Atualmente, para garantir a imunidade fiscal dada às filantrópicas, as instituições precisam dedicar 20% do seu faturamento a ações sociais. O ministério pretendia que essas ações fossem concentradas apenas nas bolsas integrais.
A criação das bolsas parciais também foi concedida às instituições privadas. As universidades que aderirem ao programa terão de ter 10% das suas vagas cedidas para bolsas. No entanto, o relator permitiu que até 3% das vagas sejam de 50%, desde que para cada vaga de bolsa integral sejam concedidas duas parciais.

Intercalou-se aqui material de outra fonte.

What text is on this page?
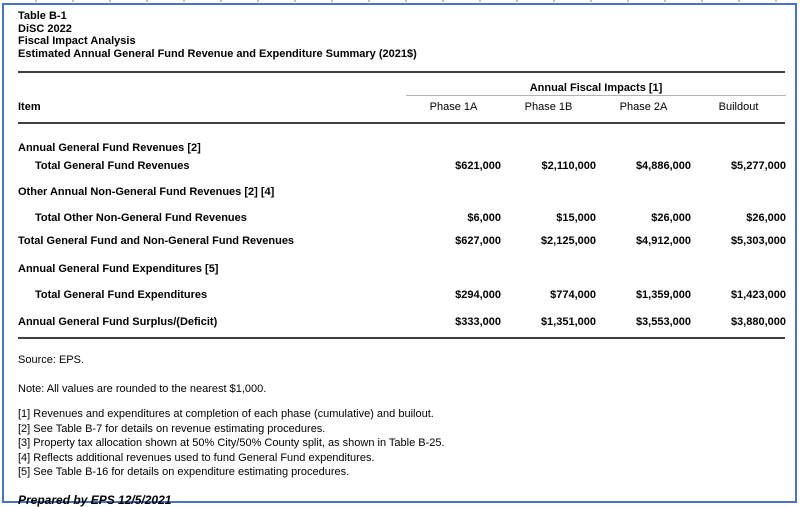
Table B-1
DiSC 2022
Fiscal Impact Analysis
Estimated Annual General Fund Revenue and Expenditure Summary (2021$)
	Annual Fiscal Impacts [1]			
Item	Phase 1A	Phase 1B	Phase 2A	Buildout
Annual General Fund Revenues [2]				
Total General Fund Revenues	$621,000	$2,110,000	$4,886,000	$5,277,000
Other Annual Non-General Fund Revenues [2] [4]				
Total Other Non-General Fund Revenues	$6,000	$15,000	$26,000	$26,000
Total General Fund and Non-General Fund Revenues	$627,000	$2,125,000	$4,912,000	$5,303,000
Annual General Fund Expenditures [5]				
Total General Fund Expenditures	$294,000	$774,000	$1,359,000	$1,423,000
Annual General Fund Surplus/(Deficit)	$333,000	$1,351,000	$3,553,000	$3,880,000
Source: EPS.
Note: All values are rounded to the nearest $1,000.
[1] Revenues and expenditures at completion of each phase (cumulative) and builout.
[2] See Table B-7 for details on revenue estimating procedures.
[3] Property tax allocation shown at 50% City/50% County split, as shown in Table B-25.
[4] Reflects additional revenues used to fund General Fund expenditures.
[5] See Table B-16 for details on expenditure estimating procedures.
Prepared by EPS 12/5/2021
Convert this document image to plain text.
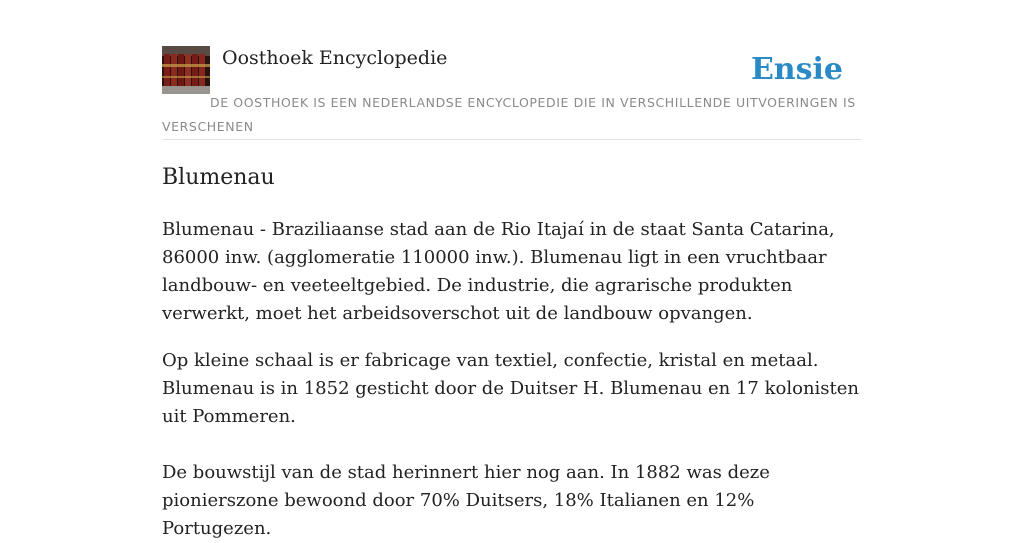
Oosthoek Encyclopedie	Ensie
DE OOSTHOEK IS EEN NEDERLANDSE ENCYCLOPEDIE DIE IN VERSCHILLENDE UITVOERINGEN IS VERSCHENEN
Blumenau

Blumenau - Braziliaanse stad aan de Rio Itajaí in de staat Santa Catarina, 86000 inw. (agglomeratie 110000 inw.). Blumenau ligt in een vruchtbaar landbouw- en veeteeltgebied. De industrie, die agrarische produkten verwerkt, moet het arbeidsoverschot uit de landbouw opvangen.

Op kleine schaal is er fabricage van textiel, confectie, kristal en metaal. Blumenau is in 1852 gesticht door de Duitser H. Blumenau en 17 kolonisten uit Pommeren.

De bouwstijl van de stad herinnert hier nog aan. In 1882 was deze pionierszone bewoond door 70% Duitsers, 18% Italianen en 12% Portugezen.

Essas mudanças no projeto deverão reduzir o número previsto inicialmente pelo governo e aumentar o público-alvo. A expectativa era a criação de 300 mil bolsas integrais dirigidas a jovens com renda familiar per capita inferior a um salário mínimo. Se as alterações forem aprovadas, deverão ser criadas cerca de 200 mil vagas integrais e talvez outras 100 mil parciais.